Post-migration checklist (from the AWS guide):

  • Switch CI/CD from CodeDeploy CreateDeployment to ECS UpdateService (see cicd-pipelines.md).
  • Move deployment monitoring from CodeDeploy deployments to ECS service deployments (list-service-deployments, EventBridge deployment events).
  • Recreate AppSpec hooks as service lifecycleHooks (mind the different Lambda contract above).

CloudFormation users on the AWS::CodeDeploy::BlueGreen hook / AWS::CodeDeployBlueGreen transform have a dedicated migration path: https://docs.aws.amazon.com/AmazonECS/latest/developerguide/migrate-codedeploy-to-ecs-bluegreen-cloudformation-template.html

Decision-support blog (CDK-focused, post-Jul-2025): Choosing between Amazon ECS Blue/Green Native or AWS CodeDeploy in AWS CDK

External Deployment Controller (EXTERNAL)

Source: https://docs.aws.amazon.com/AmazonECS/latest/developerguide/deployment-type-external.html (verified 2026-07-09)
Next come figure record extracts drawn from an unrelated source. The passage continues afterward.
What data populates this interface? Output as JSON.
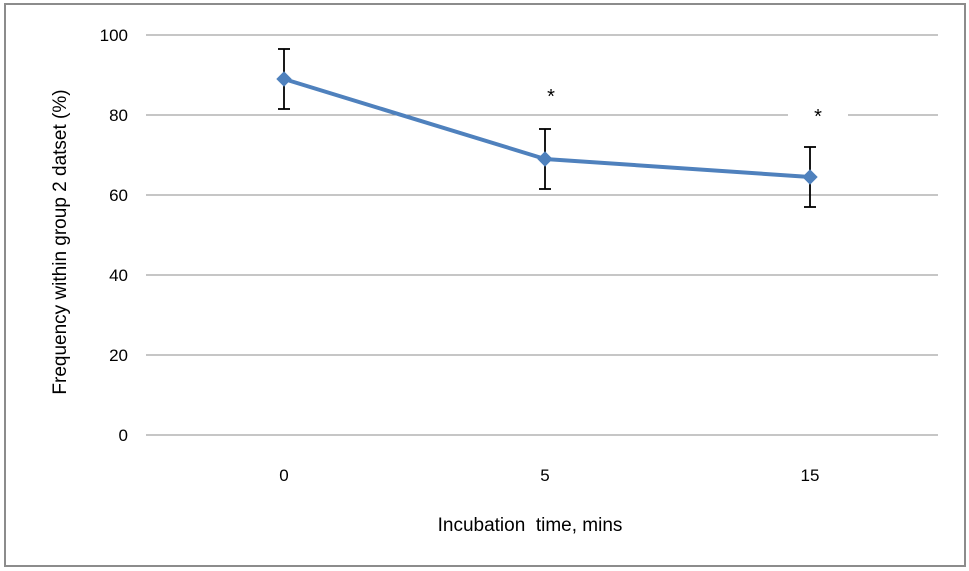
{
  "chart_data": {
    "type": "line",
    "title": "",
    "xlabel": "Incubation  time, mins",
    "ylabel": "Frequency within group 2 datset (%)",
    "categories": [
      "0",
      "5",
      "15"
    ],
    "series": [
      {
        "values": [
          89,
          69,
          64.5
        ],
        "error": [
          7.5,
          7.5,
          7.5
        ],
        "color": "#4f81bd"
      }
    ],
    "annotations": [
      "",
      "*",
      "*"
    ],
    "ylim": [
      0,
      100
    ],
    "yticks": [
      0,
      20,
      40,
      60,
      80,
      100
    ],
    "grid": true,
    "legend": "none"
  }
}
What it's for: full third-party control of the deployment process — you build your own blue/green/canary engine on the task-set APIs. Used by teams with bespoke orchestration requirements that neither the ECS scheduler nor CodeDeploy satisfies.

API surface:

  • CreateTaskSet — launch a new revision as a task set on the service.
  • UpdateTaskSet — adjust a task set's scale only (a percent, 0–100, of the service's desiredCount).
  • UpdateServicePrimaryTaskSet — promote a task set to primary.
  • DeleteTaskSet — retire the old revision.
  • UpdateService under EXTERNAL only changes desired count and health-check grace period — compute, load balancer, network, or task-definition changes require a new task set.

Constraints (all from the same page, verified 2026-07-09):

  • Load balancer is optional on task sets (CreateTaskSet loadBalancers is not required — API_CreateTaskSet); headless task sets are allowed, in which case you own all traffic management. When load-balancing: ALB or NLB only, one ALB target group per task set. No Service Connect (Service Connect deploy).
  • REPLICA scheduling only — no DAEMON.
  • No direct Application Auto Scaling integration with task sets — task sets derive ComputedDesiredCount from the service DesiredCount and their scale percent.
  • Task-set launchType in the developer guide is documented as EC2 | FARGATE | EXTERNAL, while the CreateTaskSet API reference lists EC2 | FARGATE | EXTERNAL | MANAGED_INSTANCES — the two pages disagree (re-checked 2026-07-10: the CreateTaskSet API reference still lists MANAGED_INSTANCES while the developer guide does not). Do not assert Managed Instances task-set support either way; say the docs are inconsistent and verify empirically.
  • None of the native safety net applies: no circuit breaker, no strategy-managed bake time — your engine owns failure detection and rollback (typically by flipping the primary task set back).

Rule of thumb: if the requirement can be expressed as rolling, blue/green, linear, or canary, use the ECS controller — EXTERNAL trades away every managed guardrail for control.